Ingredients
1/2 c. sugar1 Tbsp. flour
1 1/4 tsp. salt
3/4 c. pineapple juice
1 egg, beaten
1 1/2 tsp. lemon juice
2 qt. water
1 1/2 tsp. cooking oil
1 c. acini de pepe
2 (11 oz.) cans mandarin oranges, drained
1 (20 oz) can pineapple chunks, drained (reserve the juice)

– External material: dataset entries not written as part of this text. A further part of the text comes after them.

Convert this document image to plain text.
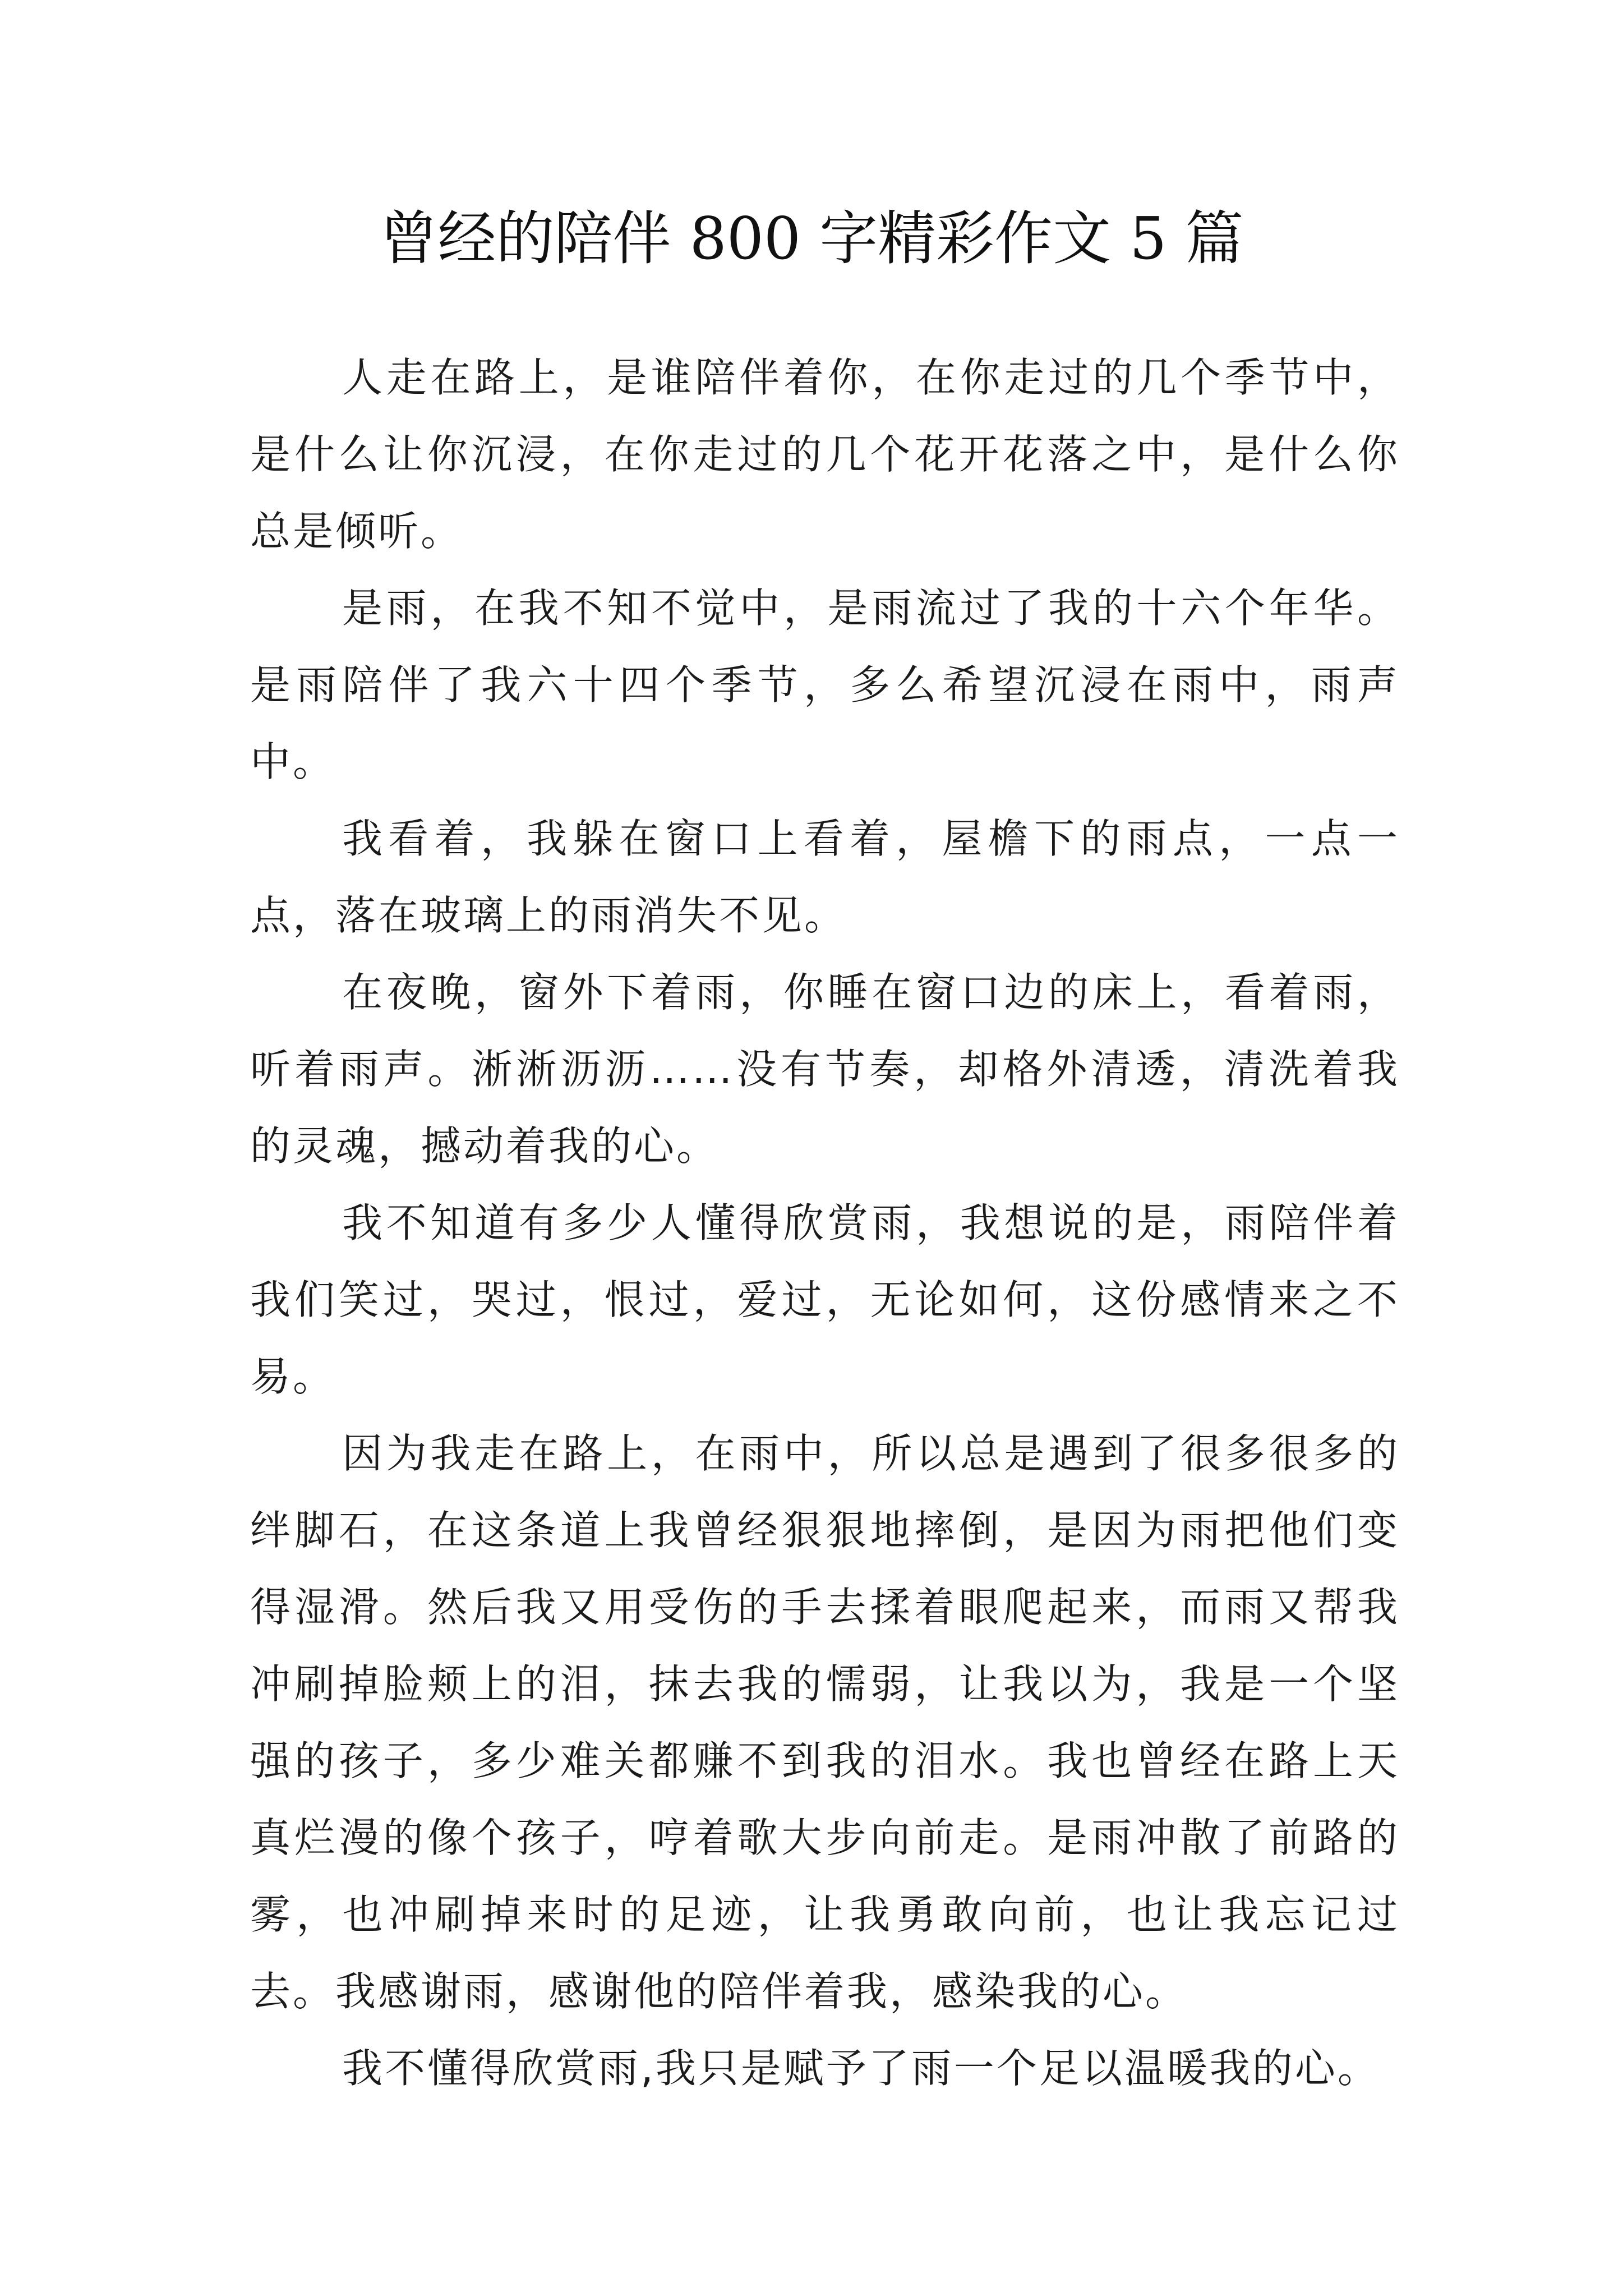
曾经的陪伴 800 字精彩作文 5 篇

人走在路上，是谁陪伴着你，在你走过的几个季节中，是什么让你沉浸，在你走过的几个花开花落之中，是什么你总是倾听。

是雨，在我不知不觉中，是雨流过了我的十六个年华。是雨陪伴了我六十四个季节，多么希望沉浸在雨中，雨声中。

我看着，我躲在窗口上看着，屋檐下的雨点，一点一点，落在玻璃上的雨消失不见。

在夜晚，窗外下着雨，你睡在窗口边的床上，看着雨，听着雨声。淅淅沥沥……没有节奏，却格外清透，清洗着我的灵魂，撼动着我的心。

我不知道有多少人懂得欣赏雨，我想说的是，雨陪伴着我们笑过，哭过，恨过，爱过，无论如何，这份感情来之不易。

因为我走在路上，在雨中，所以总是遇到了很多很多的绊脚石，在这条道上我曾经狠狠地摔倒，是因为雨把他们变得湿滑。然后我又用受伤的手去揉着眼爬起来，而雨又帮我冲刷掉脸颊上的泪，抹去我的懦弱，让我以为，我是一个坚强的孩子，多少难关都赚不到我的泪水。我也曾经在路上天真烂漫的像个孩子，哼着歌大步向前走。是雨冲散了前路的雾，也冲刷掉来时的足迹，让我勇敢向前，也让我忘记过去。我感谢雨，感谢他的陪伴着我，感染我的心。

我不懂得欣赏雨,我只是赋予了雨一个足以温暖我的心。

1 (8 oz) crushed pineapple, drained
4 oz. non-dairy whipped topping
Marshmallows
Coconut
Instructions
Combine sugar, flour, and 1/4 teaspoon of the salt. Gradually stir in pineapple juice and egg. Cook over moderate heat; stir until thick. Add lemon juice. Cool mixture to room temperature, then mix in whipped topping.In a large pot, bring water, remaining 1 teaspoon salt, and oil to a boil. Add pasta acini de pepe. Cook at rolling boil until tender; drain and rinse with cold water. Let cool to room temperature. When pasta is completely drained, combine with egg mixture. Mix lightly but thoroughly. Refrigerate overnight in tight container. Add remaining ingredients; mix thoroughly. Refrigerate until chilled. Serve.